A parallel idea is that you can't live in either the past or the future. You can only live today and make the best decisions you can based on where you are now (or the landscape you are currently in - thus the name of this blog).
Someone once said, “Play the board as it is, not how you want it to be.”
I like the quote from Michael Novotny's mother in the TV show "Queer as Folk" where she says, "If you've got one foot in tomorrow and one foot in yesterday, you'll piss on today." More crass, but it gets the point across.
These ideas are important to me because they help explain where I am today with respect to my feelings for and about the LDS Church. I have gained a lot from my participation in the Church but today it seems very irrelevant and potentially harmful for me to continue to invest in it. The high returns are no longer there for me. I can get better returns by investing my emotions, time, and commitment elsewhere. So regardless of the sunk costs, in many respects it's time for me to move on.
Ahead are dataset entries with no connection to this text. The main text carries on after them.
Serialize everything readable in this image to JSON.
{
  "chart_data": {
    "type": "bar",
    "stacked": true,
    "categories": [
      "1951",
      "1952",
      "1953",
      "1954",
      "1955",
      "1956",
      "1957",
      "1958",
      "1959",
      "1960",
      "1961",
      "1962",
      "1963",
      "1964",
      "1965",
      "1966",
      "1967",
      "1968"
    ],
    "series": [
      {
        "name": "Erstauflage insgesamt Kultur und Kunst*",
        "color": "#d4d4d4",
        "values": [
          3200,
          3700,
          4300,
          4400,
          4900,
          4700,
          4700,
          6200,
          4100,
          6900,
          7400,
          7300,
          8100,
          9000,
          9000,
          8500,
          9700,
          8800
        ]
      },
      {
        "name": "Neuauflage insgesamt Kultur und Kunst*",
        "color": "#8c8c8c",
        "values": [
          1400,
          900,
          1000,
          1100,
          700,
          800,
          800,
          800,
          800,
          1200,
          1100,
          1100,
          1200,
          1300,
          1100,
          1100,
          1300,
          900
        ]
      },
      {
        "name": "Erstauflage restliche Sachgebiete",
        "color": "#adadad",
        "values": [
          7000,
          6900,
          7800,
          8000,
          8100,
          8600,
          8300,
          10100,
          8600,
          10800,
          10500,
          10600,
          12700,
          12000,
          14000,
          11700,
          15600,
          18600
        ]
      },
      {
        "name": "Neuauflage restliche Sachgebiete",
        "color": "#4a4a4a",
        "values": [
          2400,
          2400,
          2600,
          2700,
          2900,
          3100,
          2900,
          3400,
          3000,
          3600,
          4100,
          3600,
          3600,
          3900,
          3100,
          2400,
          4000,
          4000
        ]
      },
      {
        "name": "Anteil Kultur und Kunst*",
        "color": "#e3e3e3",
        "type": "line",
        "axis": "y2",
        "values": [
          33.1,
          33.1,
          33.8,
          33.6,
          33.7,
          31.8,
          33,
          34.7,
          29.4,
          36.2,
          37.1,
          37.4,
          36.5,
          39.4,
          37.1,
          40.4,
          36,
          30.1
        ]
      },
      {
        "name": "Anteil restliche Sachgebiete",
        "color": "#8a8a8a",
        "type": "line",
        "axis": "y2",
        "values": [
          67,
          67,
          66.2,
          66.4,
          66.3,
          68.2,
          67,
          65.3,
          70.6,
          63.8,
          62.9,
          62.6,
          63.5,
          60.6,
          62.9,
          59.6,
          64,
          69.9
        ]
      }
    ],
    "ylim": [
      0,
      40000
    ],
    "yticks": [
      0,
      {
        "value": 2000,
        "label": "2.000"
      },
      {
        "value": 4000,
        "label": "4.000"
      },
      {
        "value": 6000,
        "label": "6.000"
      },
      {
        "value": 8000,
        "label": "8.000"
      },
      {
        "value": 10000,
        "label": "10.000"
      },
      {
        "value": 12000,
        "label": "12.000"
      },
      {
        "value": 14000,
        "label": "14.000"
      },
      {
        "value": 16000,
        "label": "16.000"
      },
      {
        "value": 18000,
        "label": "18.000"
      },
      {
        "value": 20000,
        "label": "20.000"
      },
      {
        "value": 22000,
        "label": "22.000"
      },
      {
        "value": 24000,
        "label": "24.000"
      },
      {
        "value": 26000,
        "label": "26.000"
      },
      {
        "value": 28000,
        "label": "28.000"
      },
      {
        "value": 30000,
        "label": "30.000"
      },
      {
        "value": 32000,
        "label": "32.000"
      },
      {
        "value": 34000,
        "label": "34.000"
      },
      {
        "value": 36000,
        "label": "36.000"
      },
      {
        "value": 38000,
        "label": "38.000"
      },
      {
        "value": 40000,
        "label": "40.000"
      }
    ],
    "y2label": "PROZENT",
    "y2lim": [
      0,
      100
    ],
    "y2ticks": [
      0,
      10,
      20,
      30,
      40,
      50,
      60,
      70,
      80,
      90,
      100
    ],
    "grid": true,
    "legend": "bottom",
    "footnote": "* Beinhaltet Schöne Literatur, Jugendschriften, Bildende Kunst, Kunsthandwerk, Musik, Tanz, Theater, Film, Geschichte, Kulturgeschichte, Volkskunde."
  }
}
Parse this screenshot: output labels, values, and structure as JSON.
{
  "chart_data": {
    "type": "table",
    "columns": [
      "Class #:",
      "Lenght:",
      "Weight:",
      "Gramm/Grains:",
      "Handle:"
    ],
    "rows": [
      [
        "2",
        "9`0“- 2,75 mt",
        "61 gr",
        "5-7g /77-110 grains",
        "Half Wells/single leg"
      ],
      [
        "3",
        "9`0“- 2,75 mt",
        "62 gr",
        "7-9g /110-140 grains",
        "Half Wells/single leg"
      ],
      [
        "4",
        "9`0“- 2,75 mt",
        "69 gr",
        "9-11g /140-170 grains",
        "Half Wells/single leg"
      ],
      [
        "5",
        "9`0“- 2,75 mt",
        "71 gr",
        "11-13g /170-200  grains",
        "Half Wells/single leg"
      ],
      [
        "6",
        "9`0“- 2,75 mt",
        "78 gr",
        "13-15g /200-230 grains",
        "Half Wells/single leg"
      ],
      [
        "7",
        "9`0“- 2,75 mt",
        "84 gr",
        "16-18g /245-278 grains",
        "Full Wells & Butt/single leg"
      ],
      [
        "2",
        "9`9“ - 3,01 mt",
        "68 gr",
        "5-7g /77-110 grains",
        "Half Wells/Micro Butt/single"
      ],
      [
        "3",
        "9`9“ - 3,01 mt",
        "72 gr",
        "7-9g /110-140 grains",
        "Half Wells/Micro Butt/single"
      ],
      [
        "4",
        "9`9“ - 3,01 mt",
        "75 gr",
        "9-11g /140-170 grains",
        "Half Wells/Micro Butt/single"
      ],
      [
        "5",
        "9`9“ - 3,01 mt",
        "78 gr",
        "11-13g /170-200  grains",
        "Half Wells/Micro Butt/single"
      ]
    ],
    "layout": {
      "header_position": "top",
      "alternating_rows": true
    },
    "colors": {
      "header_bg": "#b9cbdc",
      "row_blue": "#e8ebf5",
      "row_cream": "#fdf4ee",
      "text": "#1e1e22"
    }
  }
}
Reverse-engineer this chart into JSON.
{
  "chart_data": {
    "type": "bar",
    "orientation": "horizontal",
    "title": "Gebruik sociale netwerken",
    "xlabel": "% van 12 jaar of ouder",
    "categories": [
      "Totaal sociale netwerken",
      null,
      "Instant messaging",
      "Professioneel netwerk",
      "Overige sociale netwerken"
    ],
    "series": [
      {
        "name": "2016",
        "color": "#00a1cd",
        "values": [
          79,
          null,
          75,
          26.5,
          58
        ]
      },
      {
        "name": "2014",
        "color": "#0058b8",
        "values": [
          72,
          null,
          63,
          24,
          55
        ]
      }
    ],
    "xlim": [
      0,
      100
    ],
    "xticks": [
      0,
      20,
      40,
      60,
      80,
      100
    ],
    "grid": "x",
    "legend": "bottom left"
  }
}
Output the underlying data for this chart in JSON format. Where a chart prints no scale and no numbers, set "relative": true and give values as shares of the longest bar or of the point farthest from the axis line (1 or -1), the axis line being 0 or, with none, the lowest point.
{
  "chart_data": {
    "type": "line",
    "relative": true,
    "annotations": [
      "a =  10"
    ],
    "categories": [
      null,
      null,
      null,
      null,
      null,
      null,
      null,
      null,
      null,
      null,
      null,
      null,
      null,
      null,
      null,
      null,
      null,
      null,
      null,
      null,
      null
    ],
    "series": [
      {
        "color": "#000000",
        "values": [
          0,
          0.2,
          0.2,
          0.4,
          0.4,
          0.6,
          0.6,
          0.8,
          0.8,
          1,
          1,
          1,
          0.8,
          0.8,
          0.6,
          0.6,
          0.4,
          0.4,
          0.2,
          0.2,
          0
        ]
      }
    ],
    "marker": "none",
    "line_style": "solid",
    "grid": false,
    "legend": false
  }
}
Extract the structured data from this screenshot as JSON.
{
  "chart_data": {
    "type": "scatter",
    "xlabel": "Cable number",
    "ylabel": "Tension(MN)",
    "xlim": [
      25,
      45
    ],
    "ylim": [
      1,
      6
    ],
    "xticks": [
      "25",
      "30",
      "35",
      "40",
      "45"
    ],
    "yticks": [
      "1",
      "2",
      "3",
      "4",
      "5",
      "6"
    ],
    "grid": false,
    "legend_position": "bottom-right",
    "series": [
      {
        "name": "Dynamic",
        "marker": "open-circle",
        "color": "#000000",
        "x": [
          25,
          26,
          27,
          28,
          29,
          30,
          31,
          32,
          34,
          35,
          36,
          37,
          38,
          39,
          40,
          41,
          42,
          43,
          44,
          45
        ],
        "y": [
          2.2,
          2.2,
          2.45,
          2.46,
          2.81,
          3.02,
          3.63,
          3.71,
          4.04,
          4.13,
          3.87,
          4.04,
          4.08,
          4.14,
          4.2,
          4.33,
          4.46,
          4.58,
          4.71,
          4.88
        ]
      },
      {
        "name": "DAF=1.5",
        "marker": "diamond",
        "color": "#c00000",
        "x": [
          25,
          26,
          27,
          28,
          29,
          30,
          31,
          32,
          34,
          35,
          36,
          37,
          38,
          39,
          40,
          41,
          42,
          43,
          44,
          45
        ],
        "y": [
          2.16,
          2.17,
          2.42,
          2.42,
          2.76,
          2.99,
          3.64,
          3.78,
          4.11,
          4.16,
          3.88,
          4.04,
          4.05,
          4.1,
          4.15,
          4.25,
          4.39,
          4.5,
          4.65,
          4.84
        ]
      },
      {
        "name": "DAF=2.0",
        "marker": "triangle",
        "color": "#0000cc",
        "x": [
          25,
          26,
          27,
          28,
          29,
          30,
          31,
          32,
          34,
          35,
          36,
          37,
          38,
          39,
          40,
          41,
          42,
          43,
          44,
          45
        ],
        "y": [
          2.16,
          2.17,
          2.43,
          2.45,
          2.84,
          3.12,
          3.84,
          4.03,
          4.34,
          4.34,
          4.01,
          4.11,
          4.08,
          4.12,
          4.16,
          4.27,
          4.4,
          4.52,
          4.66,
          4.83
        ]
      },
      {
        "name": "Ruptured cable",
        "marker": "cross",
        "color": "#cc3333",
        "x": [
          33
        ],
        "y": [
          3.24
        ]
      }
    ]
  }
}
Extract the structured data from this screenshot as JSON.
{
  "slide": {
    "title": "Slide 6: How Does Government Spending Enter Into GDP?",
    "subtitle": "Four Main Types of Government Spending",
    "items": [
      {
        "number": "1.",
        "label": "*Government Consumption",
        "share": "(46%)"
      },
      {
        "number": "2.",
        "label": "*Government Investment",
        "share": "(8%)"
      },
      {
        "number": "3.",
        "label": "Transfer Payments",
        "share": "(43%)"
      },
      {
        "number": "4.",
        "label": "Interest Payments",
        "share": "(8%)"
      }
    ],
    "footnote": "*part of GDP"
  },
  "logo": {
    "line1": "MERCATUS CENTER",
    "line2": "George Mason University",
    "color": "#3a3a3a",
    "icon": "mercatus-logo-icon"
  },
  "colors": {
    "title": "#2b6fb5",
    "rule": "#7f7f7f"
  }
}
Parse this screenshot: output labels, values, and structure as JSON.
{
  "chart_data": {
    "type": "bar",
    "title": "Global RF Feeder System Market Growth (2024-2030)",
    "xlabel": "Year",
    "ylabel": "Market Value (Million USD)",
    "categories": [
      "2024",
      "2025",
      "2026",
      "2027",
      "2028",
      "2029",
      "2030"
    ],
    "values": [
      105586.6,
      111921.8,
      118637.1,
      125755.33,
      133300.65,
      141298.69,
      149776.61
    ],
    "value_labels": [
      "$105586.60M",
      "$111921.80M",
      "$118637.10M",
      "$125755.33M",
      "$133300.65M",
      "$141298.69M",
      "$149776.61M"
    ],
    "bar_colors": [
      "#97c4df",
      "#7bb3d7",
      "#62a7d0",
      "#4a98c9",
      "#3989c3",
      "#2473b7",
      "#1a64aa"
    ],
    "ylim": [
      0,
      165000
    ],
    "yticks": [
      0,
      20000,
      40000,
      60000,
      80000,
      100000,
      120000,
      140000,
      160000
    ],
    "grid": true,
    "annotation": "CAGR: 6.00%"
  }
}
Some will say that this way of thinking does not apply to matters of faith because if the Church is true then to be saved you must stay and be faithful forever regardless of the personal sacrifice involved. I also used to believe that but I don't anymore and I think I've got good reasons (more in future posts). Most importantly, I believe I've got the same spiritual confirmation that it's time to move on that I had before about staying.
So stop focusing on the sunk costs, live and love and smile, and take a flying leap forward today.